In a separate interview with CNBC, Jaluria said Zoom is never going to put up numbers like it did in 2020 during the height of the pandemic. But overall, the results are not as bad as feared for customer churn – the rate at which customers stop purchasing a product or service – does not seem to be occurring as quickly as expected.
He called the quarterly report “pretty positive,” adding that the way people work “has been irreversibly changed” and “Zoom is here to stay.”
BofA analyst concerned about churn
Meanwhile, BofA Securities analyst Ryan Sills expressed concern that office reopenings amid the recovery from the Covid-19 pandemic will drag on revenue increases.
“(Third quarter) results and outlook suggest that reopening headwinds continue to weigh on growth,” wrote Sills in a research report that his company provided to Capital.com. “While we are encouraged by (net revenue retention) holding at 130%+, (Zoom’s) commentary suggests this is likely to decelerate in (the fourth quarter).”
Unlike Jaluria, the BofA analyst was concerned about the company’s customer churn rate.

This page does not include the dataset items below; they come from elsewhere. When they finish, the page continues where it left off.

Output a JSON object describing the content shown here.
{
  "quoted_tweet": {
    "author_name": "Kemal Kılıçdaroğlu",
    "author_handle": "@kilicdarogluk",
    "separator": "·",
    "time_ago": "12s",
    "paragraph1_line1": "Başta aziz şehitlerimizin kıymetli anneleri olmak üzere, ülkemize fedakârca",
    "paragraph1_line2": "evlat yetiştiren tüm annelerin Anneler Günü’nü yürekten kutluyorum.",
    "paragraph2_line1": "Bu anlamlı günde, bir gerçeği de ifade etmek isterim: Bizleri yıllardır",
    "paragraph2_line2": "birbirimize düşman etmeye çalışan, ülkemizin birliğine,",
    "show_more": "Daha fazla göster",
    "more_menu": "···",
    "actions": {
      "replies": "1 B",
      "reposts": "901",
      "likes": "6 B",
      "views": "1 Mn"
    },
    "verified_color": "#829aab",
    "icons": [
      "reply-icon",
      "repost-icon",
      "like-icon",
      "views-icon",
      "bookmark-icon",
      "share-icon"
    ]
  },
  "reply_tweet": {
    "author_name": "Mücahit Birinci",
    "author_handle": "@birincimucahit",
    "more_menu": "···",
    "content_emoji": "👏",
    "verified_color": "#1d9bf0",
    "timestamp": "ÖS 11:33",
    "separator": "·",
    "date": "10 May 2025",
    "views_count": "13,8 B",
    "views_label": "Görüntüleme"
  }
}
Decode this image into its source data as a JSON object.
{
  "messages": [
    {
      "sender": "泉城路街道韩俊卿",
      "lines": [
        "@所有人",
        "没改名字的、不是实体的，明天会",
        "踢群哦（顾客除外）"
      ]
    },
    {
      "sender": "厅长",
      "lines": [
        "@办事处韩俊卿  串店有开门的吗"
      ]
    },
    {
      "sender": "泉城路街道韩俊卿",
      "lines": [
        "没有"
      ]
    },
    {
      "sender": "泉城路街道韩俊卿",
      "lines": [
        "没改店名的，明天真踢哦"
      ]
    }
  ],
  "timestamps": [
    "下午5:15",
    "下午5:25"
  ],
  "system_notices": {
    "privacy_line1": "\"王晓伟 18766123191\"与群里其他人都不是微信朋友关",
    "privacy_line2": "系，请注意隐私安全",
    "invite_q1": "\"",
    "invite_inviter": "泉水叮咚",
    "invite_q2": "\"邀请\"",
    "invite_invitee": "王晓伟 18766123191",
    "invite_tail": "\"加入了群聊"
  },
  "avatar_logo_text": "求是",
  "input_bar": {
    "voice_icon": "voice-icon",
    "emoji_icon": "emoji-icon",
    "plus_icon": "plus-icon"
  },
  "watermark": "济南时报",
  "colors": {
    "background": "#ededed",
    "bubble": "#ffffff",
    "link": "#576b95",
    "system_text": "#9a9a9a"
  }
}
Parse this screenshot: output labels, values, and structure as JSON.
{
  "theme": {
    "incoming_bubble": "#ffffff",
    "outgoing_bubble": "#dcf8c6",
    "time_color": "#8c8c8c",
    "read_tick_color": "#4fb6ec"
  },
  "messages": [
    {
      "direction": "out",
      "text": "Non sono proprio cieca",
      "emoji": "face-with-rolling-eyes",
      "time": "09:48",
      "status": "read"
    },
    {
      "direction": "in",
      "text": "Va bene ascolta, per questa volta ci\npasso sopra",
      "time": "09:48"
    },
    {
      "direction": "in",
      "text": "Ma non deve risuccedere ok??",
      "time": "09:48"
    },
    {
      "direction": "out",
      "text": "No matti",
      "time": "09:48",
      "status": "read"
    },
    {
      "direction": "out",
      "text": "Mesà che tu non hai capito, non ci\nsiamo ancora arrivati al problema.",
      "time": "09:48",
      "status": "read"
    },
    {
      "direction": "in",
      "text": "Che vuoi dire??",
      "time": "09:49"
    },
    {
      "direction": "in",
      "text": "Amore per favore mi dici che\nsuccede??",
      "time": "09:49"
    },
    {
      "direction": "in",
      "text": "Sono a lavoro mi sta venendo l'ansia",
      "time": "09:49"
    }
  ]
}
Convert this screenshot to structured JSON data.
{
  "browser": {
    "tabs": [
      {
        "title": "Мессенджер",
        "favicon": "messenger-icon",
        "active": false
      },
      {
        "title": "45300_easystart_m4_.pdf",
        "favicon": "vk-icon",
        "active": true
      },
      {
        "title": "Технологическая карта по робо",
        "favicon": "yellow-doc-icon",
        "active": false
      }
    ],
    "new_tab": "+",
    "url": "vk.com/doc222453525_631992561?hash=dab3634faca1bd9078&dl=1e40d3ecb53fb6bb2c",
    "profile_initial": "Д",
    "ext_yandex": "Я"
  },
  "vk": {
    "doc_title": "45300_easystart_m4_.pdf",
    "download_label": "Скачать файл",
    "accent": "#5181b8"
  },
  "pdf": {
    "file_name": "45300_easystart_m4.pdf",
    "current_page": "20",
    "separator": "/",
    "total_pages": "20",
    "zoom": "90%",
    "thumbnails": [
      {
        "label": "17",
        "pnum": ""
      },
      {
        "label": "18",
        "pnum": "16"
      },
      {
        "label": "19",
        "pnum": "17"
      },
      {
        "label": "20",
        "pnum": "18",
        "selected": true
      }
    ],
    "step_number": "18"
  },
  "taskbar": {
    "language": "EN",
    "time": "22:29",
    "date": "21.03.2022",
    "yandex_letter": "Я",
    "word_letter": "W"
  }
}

Sills said Zoom’s record-low quarter-over-quarter enterprise and online customer metrics suggest that churn continues to weigh on the customer count.
“(Zoom’s) commentary suggests that while online churn was pronounced in Europe, it remained at higher levels in the US as well,” he noted. “These are all likely to be proven temporary trends as the business resets, and a number of new product cycles such as the phone, rooms and engagement centre are likely to drive reaccelerating revenue growth from our revised (fiscal-year 2023) and (fiscal-year 2024) revenue growth estimates of 19% and 20%.”
However, Sills added, a broader slowdown in both new customer growth and expansion activity, and still heightened online churn provide little certainty as to the bottom for growth based on the company’s implied fiscal fourth-quarter outlook anticipating mid-single-digit year-on-year billings increases.
Zoom expects to generate total revenue of $1.051bn to $1.053bn in its fiscal fourth quarter. The company anticipates full fiscal-year revenue of $4.079bn to $4.080bn.